Description
Yngve Edward Soderberg was an American painter and printmaker who spent much of his career in Mystic, Connecticut, and taught in nearby New London. He was known for his maritime scenes, including yacht regattas. He authored the classic instructional book Drawing Boats and Ships, originally published in 1959 and reissued periodically since then, most recently in 2006. He worked in watercolor, etching, and lithography, and in addition to nautical subjects often depicted snow and ski scenes as well as people in landscape settings performing activities of daily life. Born in Chicago, he studied at the Art Institute there, and in New York City at the Art Students League. As a WPA artist during the Depression, he painted the mural Canal Era at the Morrisville Post Office in Pennsylvania. He was a member of the Chicago Society of Etchers and the Society of American Etchers and its successor organization, the Society of American Graphic Artists, and exhibited with these organizations.

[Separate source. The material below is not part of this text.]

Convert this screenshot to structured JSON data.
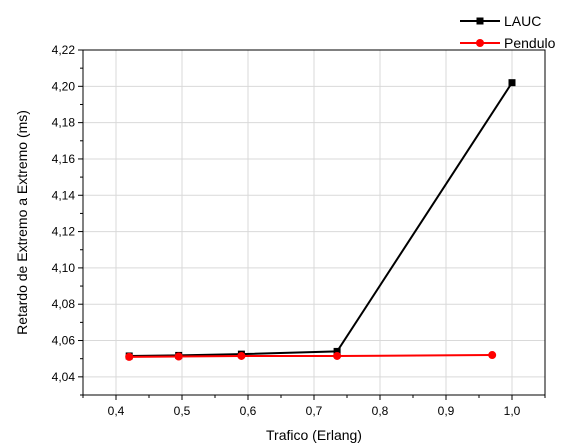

He also exhibited at Grand Central Art Gallery and Kennedy Gallery, both in New York. His work was collected by the Art Institute of Chicago, the Lyman Allyn Museum, the Library of Congress, the Denver Art Museum, and Nelson-Atkins Museum. The Smithsonian American Art Museum has two Soderberg drypoint prints from 1935 (see References below).
References:
Falk, Peter Hastings, ed. Who Was Who in American Art. Madison, Connecticut: Sound View Press, 1985. p. 582.
Gilbert, Dorothy B., ed. Who’s Who in American Art. New York: American Federation of Arts and R.R. Bowker, 1959. p. 535.